Prescription drugs can be extremely expensive, and if you have more than one prescription to take or you take medications daily, the costs can be even greater. Medicare offers Part D to help lower the out-of-pocket costs of prescription drugs. Part D coverage can complement Original Medicare or be included in a Medicare Advantage plan.

However, even with Part D coverage, the out-of-pocket costs can still be quite high depending on your specific situation and the prescriptions you need to take. If you have limited income and resources and are struggling to pay your Medicare Part D premiums, copayments, and deductibles, Medicare’s Extra Help program may help cover associated Medicare coverage costs.

What is Extra Help?
The Extra Help program can reduce the costs of your Medicare coverage by covering your Medicare Part D premium payment up to the state-specific benchmark amount. In addition, Extra Help limits the maximum amount that a prescription can cost you. For 2020, these costs are $3.60 for generic medications and $8.95 for brand name medications.

It is also important to be aware that Extra Help only applies to the Part D coverage. For most people, Part D must be applied for during your Initial Enrollment Period for Original Medicare. However, if you qualify for Extra Help but do not currently have a Part D plan, you are eligible to enroll for Part D using a Special Enrollment Period.

This Special Enrollment Period can occur once per calendar year during one of the first three quarters of the year. During this time, you can enroll in Medicare Part D. Extra Help will eliminate any associated Part D late enrollment penalties, as well.

What are the qualification requirements for Extra Help?
You do not need to apply for Extra Help if you are currently receiving Medicaid services or receive Supplemental Security Income. In addition, being a part of a Medicare Savings Program will also automatically qualify you for Extra Help.

The main qualification for Extra Help relates to income.
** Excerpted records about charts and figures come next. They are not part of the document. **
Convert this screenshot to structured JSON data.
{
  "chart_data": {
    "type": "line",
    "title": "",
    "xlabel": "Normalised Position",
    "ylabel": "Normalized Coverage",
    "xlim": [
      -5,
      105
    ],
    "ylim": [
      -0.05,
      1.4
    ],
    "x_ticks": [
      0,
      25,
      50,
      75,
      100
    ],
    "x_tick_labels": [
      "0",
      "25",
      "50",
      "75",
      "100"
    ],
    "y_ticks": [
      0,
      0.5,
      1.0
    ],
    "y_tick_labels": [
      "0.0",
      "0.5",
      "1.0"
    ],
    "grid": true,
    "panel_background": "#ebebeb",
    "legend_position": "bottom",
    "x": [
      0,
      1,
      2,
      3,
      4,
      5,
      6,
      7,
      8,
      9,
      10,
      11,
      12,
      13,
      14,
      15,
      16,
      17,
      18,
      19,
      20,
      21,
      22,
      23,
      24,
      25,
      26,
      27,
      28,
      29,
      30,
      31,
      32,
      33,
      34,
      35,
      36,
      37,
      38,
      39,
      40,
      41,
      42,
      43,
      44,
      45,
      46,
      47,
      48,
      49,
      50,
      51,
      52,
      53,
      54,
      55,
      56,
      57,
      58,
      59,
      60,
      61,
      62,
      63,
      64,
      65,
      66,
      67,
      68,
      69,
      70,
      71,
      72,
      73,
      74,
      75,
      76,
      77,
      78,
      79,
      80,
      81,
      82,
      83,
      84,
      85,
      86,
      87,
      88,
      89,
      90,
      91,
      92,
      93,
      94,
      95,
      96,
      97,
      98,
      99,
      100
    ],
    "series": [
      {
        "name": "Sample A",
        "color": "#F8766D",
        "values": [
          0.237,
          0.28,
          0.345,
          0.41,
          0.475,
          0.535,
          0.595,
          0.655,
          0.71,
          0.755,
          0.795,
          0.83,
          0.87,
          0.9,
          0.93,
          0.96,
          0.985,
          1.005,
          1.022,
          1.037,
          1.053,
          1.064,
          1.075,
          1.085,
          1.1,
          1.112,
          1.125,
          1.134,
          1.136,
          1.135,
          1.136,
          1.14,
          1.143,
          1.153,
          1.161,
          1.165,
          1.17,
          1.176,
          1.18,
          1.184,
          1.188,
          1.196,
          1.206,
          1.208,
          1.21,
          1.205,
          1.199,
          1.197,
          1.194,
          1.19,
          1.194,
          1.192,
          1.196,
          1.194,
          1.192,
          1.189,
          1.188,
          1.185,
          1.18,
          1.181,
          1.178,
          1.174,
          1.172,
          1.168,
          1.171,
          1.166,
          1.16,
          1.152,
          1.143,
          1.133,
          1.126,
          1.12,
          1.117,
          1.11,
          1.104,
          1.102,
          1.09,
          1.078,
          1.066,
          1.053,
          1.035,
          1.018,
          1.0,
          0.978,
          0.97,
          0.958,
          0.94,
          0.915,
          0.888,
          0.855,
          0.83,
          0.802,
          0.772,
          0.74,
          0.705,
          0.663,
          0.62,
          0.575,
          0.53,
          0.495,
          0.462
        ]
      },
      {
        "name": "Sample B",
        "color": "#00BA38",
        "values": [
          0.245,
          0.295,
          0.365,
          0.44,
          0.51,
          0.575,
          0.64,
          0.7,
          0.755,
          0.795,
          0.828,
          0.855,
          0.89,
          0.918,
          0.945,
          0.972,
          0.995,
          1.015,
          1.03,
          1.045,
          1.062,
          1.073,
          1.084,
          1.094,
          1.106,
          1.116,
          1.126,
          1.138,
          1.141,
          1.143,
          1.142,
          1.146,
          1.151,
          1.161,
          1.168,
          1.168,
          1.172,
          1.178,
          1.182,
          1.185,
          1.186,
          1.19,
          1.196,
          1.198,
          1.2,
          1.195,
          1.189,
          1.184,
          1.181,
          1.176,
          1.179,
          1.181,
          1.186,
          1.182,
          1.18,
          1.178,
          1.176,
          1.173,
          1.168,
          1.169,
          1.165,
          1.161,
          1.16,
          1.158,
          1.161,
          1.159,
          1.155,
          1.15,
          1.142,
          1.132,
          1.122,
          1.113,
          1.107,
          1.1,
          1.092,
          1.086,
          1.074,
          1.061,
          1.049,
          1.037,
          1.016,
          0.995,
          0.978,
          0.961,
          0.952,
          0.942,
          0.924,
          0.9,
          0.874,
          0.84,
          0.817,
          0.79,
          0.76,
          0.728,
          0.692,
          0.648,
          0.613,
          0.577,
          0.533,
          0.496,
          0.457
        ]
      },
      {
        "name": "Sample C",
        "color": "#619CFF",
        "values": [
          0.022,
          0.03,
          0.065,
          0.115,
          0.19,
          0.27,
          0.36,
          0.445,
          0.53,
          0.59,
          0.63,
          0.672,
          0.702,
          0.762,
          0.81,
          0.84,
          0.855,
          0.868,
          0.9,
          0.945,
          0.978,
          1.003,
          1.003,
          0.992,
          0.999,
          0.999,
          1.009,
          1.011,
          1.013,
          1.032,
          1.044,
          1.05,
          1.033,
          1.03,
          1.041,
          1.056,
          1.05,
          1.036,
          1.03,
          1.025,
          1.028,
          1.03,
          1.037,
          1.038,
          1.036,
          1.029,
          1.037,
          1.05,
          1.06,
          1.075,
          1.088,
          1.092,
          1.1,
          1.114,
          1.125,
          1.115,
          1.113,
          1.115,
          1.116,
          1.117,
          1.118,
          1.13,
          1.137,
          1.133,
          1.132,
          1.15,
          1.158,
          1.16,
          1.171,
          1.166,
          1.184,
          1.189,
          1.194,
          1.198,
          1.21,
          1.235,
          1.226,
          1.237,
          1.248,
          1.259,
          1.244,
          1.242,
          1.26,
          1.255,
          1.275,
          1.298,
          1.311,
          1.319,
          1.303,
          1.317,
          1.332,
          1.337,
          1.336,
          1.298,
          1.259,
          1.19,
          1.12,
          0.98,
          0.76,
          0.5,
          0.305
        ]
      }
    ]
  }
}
For 2020, the annual income level is set to $19,140 for individuals and $25,860 for couples. In addition, your total assets must be lower than $14,610 for individuals and $29,160 for couples. These total assets include money in a checking or savings account or invested in stocks or bonds.
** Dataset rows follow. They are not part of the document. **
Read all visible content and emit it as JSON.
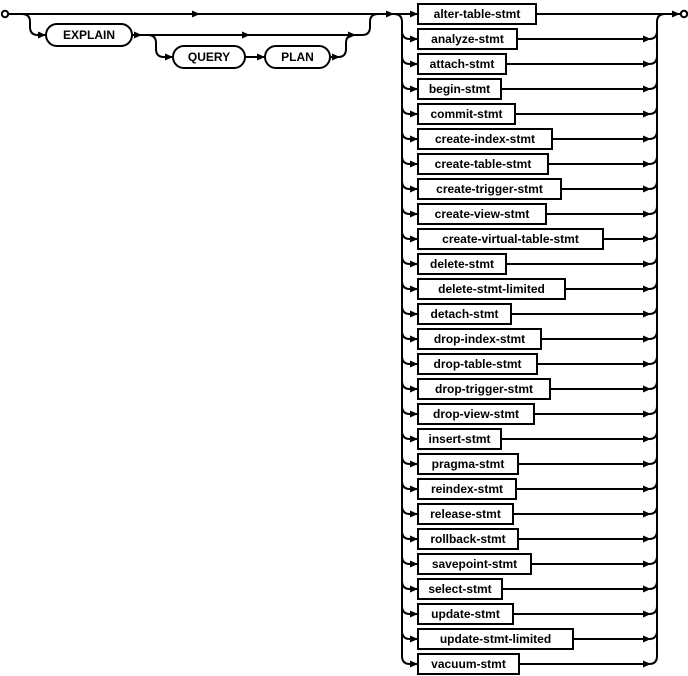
{
  "prefix": {
    "explain": "EXPLAIN",
    "query": "QUERY",
    "plan": "PLAN"
  },
  "statements": [
    "alter-table-stmt",
    "analyze-stmt",
    "attach-stmt",
    "begin-stmt",
    "commit-stmt",
    "create-index-stmt",
    "create-table-stmt",
    "create-trigger-stmt",
    "create-view-stmt",
    "create-virtual-table-stmt",
    "delete-stmt",
    "delete-stmt-limited",
    "detach-stmt",
    "drop-index-stmt",
    "drop-table-stmt",
    "drop-trigger-stmt",
    "drop-view-stmt",
    "insert-stmt",
    "pragma-stmt",
    "reindex-stmt",
    "release-stmt",
    "rollback-stmt",
    "savepoint-stmt",
    "select-stmt",
    "update-stmt",
    "update-stmt-limited",
    "vacuum-stmt"
  ]
}
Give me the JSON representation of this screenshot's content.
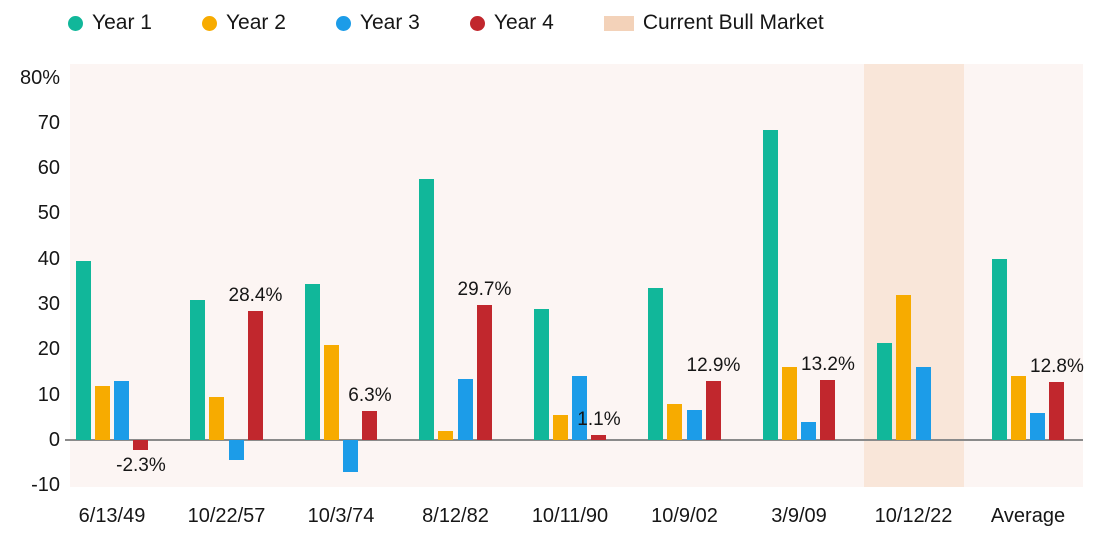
{
  "legend": {
    "items": [
      {
        "label": "Year 1",
        "color": "#11B79A",
        "shape": "dot"
      },
      {
        "label": "Year 2",
        "color": "#F7AB00",
        "shape": "dot"
      },
      {
        "label": "Year 3",
        "color": "#1C9CE8",
        "shape": "dot"
      },
      {
        "label": "Year 4",
        "color": "#C1272D",
        "shape": "dot"
      },
      {
        "label": "Current Bull Market",
        "color": "#F3D2B9",
        "shape": "swatch"
      }
    ]
  },
  "chart_data": {
    "type": "bar",
    "title": "",
    "categories": [
      "6/13/49",
      "10/22/57",
      "10/3/74",
      "8/12/82",
      "10/11/90",
      "10/9/02",
      "3/9/09",
      "10/12/22",
      "Average"
    ],
    "series": [
      {
        "name": "Year 1",
        "color": "#11B79A",
        "values": [
          39.5,
          31,
          34.5,
          57.5,
          29,
          33.5,
          68.5,
          21.5,
          40
        ]
      },
      {
        "name": "Year 2",
        "color": "#F7AB00",
        "values": [
          12,
          9.5,
          21,
          2,
          5.5,
          8,
          16,
          32,
          14
        ]
      },
      {
        "name": "Year 3",
        "color": "#1C9CE8",
        "values": [
          13,
          -4.5,
          -7,
          13.5,
          14,
          6.5,
          4,
          16,
          6
        ]
      },
      {
        "name": "Year 4",
        "color": "#C1272D",
        "values": [
          -2.3,
          28.4,
          6.3,
          29.7,
          1.1,
          12.9,
          13.2,
          null,
          12.8
        ]
      }
    ],
    "annotations": [
      {
        "category_index": 0,
        "text": "-2.3%"
      },
      {
        "category_index": 1,
        "text": "28.4%"
      },
      {
        "category_index": 2,
        "text": "6.3%"
      },
      {
        "category_index": 3,
        "text": "29.7%"
      },
      {
        "category_index": 4,
        "text": "1.1%"
      },
      {
        "category_index": 5,
        "text": "12.9%"
      },
      {
        "category_index": 6,
        "text": "13.2%"
      },
      {
        "category_index": 8,
        "text": "12.8%"
      }
    ],
    "yticks": [
      {
        "value": 80,
        "label": "80%"
      },
      {
        "value": 70,
        "label": "70"
      },
      {
        "value": 60,
        "label": "60"
      },
      {
        "value": 50,
        "label": "50"
      },
      {
        "value": 40,
        "label": "40"
      },
      {
        "value": 30,
        "label": "30"
      },
      {
        "value": 20,
        "label": "20"
      },
      {
        "value": 10,
        "label": "10"
      },
      {
        "value": 0,
        "label": "0"
      },
      {
        "value": -10,
        "label": "-10"
      }
    ],
    "ylim": [
      -10.4,
      83
    ],
    "grid": false,
    "legend_position": "top",
    "xlabel": "",
    "ylabel": "",
    "highlight": {
      "category": "10/12/22",
      "category_index": 7,
      "label": "Current Bull Market",
      "color": "#F9E6D9"
    },
    "plot_background": "#FCF5F3",
    "axis_line_color": "#8A8A8A"
  }
}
When the Social Security Administration calculates your income, they will also subtract an extra $20 from any of your unearned income, which can include retirement income for example. Depending on the exact values of your income and assets, you may qualify for full or partial assistance.

Applying for Extra Help

When you apply for the Extra Help program through the Social Security Administration, the application will also serve as a screening process for the Medicare Savings Program. This program can further reduce your Medicare-associated costs. Because of this, it is important to complete the entire application and to ensure all your information is accurate.

You may receive one of several notices from Medicare that alerts you to your qualification. These may include a purple notice indicating automatic qualification, a yellow or green notice for automatic enrollment, or a “Notice of Award” for Extra Help from the Social Security Administration.

Even if you qualify for the Extra Help program this year, it is not guaranteed that you will qualify again the following year. If your income or assets change in value, it may cause you to no longer qualify. If this is the case, you will receive a gray-colored notice by the end of September to notify you. If your level of assistance will be changed, you will receive an orange notice noting that your copayment for the following year has been changed.